We are looking for an Agentic Development & Evals Ops Engineer to design and develop AI agents and support evaluation operations for AI systems. The role involves building agent-based workflows, monitoring AI performance, and creating evaluation frameworks to ensure the reliability and accuracy of AI models.
Key Responsibilities:
- Design and develop AI agents and agentic workflows using modern AI/LLM frameworks.
- Build and maintain evaluation pipelines (Evals Ops) to test AI agent performance, accuracy, and reliability.
- Implement automated evaluation frameworks for LLM outputs and agent behaviours.
- Collaborate with engineering and product teams to improve AI model quality and performance.
- Develop monitoring systems for AI agents to track metrics such as response quality, latency, and accuracy.
- Create and maintain documentation, evaluation reports, and testing datasets.
- Work on continuous improvement loops by integrating feedback into agent training and system updates.
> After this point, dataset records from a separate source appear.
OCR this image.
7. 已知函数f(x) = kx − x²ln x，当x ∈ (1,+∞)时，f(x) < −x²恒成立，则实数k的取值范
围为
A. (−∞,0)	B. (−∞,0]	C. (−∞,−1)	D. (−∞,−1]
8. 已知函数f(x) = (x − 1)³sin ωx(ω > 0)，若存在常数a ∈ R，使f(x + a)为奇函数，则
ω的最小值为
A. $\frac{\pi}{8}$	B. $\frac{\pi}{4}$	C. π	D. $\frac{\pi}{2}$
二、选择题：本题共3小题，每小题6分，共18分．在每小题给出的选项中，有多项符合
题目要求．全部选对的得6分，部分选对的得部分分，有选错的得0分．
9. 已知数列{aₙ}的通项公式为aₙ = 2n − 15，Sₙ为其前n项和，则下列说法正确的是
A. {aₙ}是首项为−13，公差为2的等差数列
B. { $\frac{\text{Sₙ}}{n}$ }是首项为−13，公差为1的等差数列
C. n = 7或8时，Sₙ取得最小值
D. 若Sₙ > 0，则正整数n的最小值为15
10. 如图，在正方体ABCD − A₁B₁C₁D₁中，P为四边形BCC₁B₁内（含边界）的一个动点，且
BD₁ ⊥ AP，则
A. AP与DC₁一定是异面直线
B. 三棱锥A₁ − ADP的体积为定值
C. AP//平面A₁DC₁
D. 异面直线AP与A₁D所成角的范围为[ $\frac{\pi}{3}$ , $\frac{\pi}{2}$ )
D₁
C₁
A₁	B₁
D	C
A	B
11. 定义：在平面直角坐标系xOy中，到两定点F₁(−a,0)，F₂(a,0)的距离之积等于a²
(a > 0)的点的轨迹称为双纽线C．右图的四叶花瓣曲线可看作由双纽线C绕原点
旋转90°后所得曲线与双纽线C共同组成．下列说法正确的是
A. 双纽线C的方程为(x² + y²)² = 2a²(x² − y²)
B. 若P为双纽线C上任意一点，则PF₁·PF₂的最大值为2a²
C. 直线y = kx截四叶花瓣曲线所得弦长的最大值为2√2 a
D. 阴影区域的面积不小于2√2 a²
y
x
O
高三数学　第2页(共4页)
- Ensure scalability, reliability, and governance of AI systems.
Required Skills
- Experience with Agentic Development frameworks (LangChain, AutoGen, CrewAI, etc.).
- Knowledge of LLMs and AI systems such as OpenAI, Anthropic, or similar platforms.
- Experience with evaluation frameworks for AI/LLMs (Evals Ops).
- Strong programming skills in Python.
- Experience with prompt engineering and AI workflow automation.
- Knowledge of data analysis and model performance evaluation.
- Familiarity with CI/CD pipelines and experimentation workflows.
Preferred Skills
- Experience with AI observability tools.
- Knowledge of vector databases (Pinecone, Weaviate, FAISS).
- Experience working with RAG (Retrieval Augmented Generation) systems.
- Understanding of AI safety, evaluation metrics, and benchmarking.
Qualifications
- Bachelor’s or Master’s degree in Computer Science, AI, Data Science, or related field.
2+ years of experience in AI/ML development or related roles.